Scientific classification
- Kingdom: Animalia
- Phylum: Chordata
- Class: Chondrichthyes
- Subclass: Elasmobranchii
- Division: Selachii
- Order: Squaliformes
- Family: Squalidae
- Genus: Squalus
- Species: S. japonicus
- Binomial name: Squalus japonicus Ishikawa, 1908

= Japanese spurdog =

- Genus: Squalus
- Species: japonicus
- Authority: Ishikawa, 1908
- Conservation status: EN

Species of shark

The Japanese spurdog (Squalus japonicus) is a dogfish, a member of the family Squalidae. It is found in the western Pacific Ocean, near southeastern Japan and in the East China Sea, including the Republic of Korea, the Philippines, and the Arafura Sea. It occurs in temperate and tropical waters along the continental shelf and slopes and primarily feeds on teleost fish and squid. It is caught as bycatch in commercial fishing, which has caused populations to decline.

== Description ==
Males measure 50 to 70 cm (19.7 to 27.6 in) long in adulthood, while females measure 56 to 80 cm (22 to 31.5 in) long. Females are also higher in weight than males. They have 25 to 27 teeth on their upper jaw and 20 to 24 teeth on their lower jaw.

== Distribution and habitat ==
The Japanese spurdog is found in the Pacific Ocean, in southeast Japan, China, North Korea, South Korea, and Taiwan. Additionally, there is one record of S. japonicus being caught in a trawl net in the Arafura Sea, between Australia and Western New Guinea. It is a demersal species, found on the continental shelf and upper slope at depths of 52 to 400 m (170.6 to 1312 ft).

== Reproduction ==
They are viviparous, giving birth to between 2 and 8 pups in each litter.
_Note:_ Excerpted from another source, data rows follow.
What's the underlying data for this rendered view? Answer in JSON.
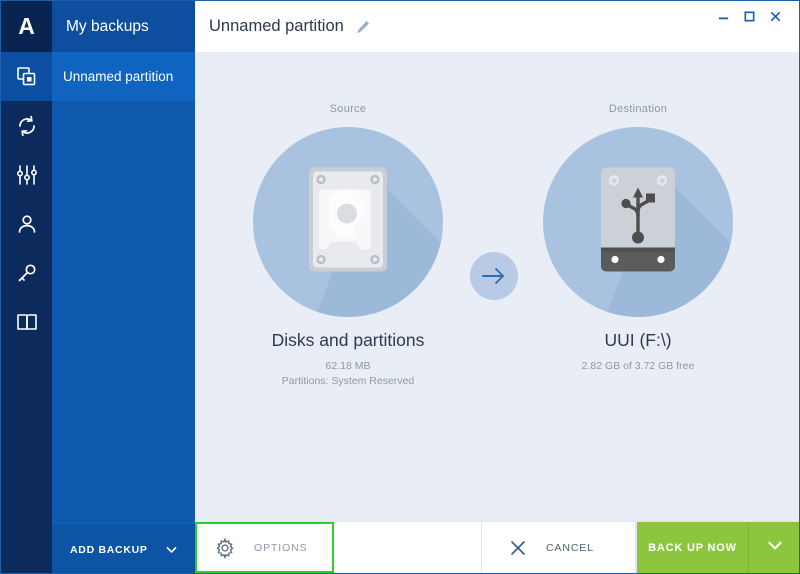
{
  "window": {
    "title": "Unnamed partition",
    "edit_icon": "pencil-icon",
    "minimize_label": "—",
    "maximize_label": "□",
    "close_label": "✕",
    "accent_blue": "#0e59ad",
    "accent_green": "#8cc63e",
    "highlight_green": "#2ecc2e"
  },
  "rail": {
    "logo_letter": "A",
    "items": [
      {
        "name": "backups-icon",
        "label": "Backup"
      },
      {
        "name": "sync-icon",
        "label": "Sync"
      },
      {
        "name": "tools-icon",
        "label": "Tools"
      },
      {
        "name": "account-icon",
        "label": "Account"
      },
      {
        "name": "key-icon",
        "label": "Licenses"
      },
      {
        "name": "book-icon",
        "label": "Help"
      }
    ]
  },
  "sidebar": {
    "header": "My backups",
    "items": [
      {
        "label": "Unnamed partition",
        "active": true
      }
    ],
    "add_backup": {
      "label": "ADD BACKUP",
      "chevron": "chevron-down-icon"
    }
  },
  "main": {
    "source": {
      "caption": "Source",
      "title": "Disks and partitions",
      "size": "62.18 MB",
      "detail": "Partitions: System Reserved",
      "icon": "hard-disk-icon"
    },
    "arrow": "arrow-right-icon",
    "destination": {
      "caption": "Destination",
      "title": "UUI (F:\\)",
      "size": "2.82 GB of 3.72 GB free",
      "detail": "",
      "icon": "usb-drive-icon"
    }
  },
  "bottombar": {
    "options_label": "OPTIONS",
    "options_icon": "gear-icon",
    "cancel_label": "CANCEL",
    "cancel_icon": "close-x-icon",
    "backup_label": "BACK UP NOW",
    "backup_chevron": "chevron-down-icon"
  }
}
The pups are 19 to 30 cm (7.5 to 11.8 in) long at birth. Gestation is 11 to 12 months and they reproduce annually. A study in the East China Sea found an equal sex ratio of both embryos and adults.

== Conservation ==
The Japanese spurdog is listed on the IUCN Red List as Endangered. Populations in Japan have been stable since 1983, but shark abundance elsewhere in its range has been in decline since the middle of the twentieth century. It is believed that S. japonicus abundance has declined in those areas as well.

Its major threat is commercial fishing. Though not a commercial product itself, it is caught as bycatch in demersal fishing and used for meat or fish meal.